Additional advantages and modifications will readily occur to those skilled in the art. Therefore, the invention in its broader aspects is not limited to the specific details and representative embodiments shown and described herein. Accordingly, various modifications may be made without departing from the spirit or scope of the general inventive concept as defined by the appended claims and their equivalents.

Claims

1. A liquid crystal display device comprising:

pixels;

individual and common electrodes provided for the pixels; and

a flicker compensation circuit provided with a capacitor through which a common voltage is supplied to the flicker compensation circuit, a variable resistor which changes the common voltage supplied through the capacitor, a switch which selects one of two different voltages, and an output circuit which combines an output of the variable resistor with that of the switch and supplies thus combined outputs to the common electrode as compensated common voltages.

2. A liquid crystal display device according to claim 1, further comprising:

a controller to selectively control a first display mode with a first vertical scanning direction and a second display mode with a second vertical scanning direction reverse to said first vertical scanning direction.

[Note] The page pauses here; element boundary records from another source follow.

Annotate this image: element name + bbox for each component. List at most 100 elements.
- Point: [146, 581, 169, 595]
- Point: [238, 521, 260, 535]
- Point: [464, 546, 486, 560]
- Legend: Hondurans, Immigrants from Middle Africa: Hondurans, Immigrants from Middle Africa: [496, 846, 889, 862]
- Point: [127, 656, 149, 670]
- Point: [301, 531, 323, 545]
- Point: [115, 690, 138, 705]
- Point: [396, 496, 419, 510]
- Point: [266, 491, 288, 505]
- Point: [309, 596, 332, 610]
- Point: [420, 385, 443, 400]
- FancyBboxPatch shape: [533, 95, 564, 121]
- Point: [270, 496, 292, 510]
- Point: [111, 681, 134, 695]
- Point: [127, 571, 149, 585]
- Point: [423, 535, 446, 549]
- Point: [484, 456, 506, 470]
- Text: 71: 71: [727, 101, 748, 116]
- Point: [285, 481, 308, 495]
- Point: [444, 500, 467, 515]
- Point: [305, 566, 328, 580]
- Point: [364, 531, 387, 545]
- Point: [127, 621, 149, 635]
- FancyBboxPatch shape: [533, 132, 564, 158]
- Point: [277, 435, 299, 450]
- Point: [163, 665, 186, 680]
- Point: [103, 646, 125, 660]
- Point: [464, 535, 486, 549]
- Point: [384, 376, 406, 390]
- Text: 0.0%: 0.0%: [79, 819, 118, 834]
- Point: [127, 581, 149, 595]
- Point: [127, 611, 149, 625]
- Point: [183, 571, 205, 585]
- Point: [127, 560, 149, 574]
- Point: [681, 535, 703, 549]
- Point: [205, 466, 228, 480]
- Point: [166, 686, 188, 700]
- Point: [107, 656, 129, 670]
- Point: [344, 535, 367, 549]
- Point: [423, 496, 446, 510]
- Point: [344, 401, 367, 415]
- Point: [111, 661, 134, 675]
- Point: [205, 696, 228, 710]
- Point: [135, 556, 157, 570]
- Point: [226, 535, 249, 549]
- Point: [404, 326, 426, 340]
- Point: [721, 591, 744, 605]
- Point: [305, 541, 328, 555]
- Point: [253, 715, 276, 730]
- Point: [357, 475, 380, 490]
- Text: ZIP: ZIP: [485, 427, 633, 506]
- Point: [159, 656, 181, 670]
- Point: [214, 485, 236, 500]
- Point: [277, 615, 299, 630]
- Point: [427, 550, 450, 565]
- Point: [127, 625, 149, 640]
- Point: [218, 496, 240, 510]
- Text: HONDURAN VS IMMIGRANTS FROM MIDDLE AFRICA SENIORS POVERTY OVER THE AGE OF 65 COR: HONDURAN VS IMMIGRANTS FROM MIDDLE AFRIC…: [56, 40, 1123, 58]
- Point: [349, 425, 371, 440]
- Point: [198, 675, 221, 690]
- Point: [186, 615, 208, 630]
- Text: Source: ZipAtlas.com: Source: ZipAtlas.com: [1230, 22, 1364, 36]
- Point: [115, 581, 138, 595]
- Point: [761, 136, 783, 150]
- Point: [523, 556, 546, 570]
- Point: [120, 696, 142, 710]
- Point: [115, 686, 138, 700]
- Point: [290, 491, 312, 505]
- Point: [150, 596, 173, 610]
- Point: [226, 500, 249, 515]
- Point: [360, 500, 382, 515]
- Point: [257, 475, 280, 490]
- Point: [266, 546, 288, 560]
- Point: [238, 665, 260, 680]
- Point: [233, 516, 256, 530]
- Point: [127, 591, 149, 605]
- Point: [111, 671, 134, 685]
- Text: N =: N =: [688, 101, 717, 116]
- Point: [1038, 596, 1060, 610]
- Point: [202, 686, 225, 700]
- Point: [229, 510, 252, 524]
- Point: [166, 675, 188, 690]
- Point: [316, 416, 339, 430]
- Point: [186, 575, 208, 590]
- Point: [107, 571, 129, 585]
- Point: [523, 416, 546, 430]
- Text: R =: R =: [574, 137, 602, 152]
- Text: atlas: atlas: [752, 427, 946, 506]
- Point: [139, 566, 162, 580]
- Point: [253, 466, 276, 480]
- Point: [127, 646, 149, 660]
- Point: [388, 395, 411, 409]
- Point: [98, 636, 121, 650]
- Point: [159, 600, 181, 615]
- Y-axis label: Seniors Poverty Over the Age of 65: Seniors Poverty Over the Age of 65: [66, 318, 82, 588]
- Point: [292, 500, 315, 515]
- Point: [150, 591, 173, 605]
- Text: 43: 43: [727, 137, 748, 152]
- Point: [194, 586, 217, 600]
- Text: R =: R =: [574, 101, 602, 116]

3. A liquid crystal display device according to claim 2, wherein said switch selects a first voltage at the first display mode and a second voltage at the second display mode.

4. A liquid crystal display device according to claim 3, wherein said liquid crystal display device is used for a car navigation.

5. A flicker compensation circuit, comprising:

a capacitor through which a common voltage is supplied;

a variable resistor which changes the common voltage supplied through the capacitor;

a switch which selects one of two different voltages; and

an output circuit which combines an output of the variable resistor with that of the switch.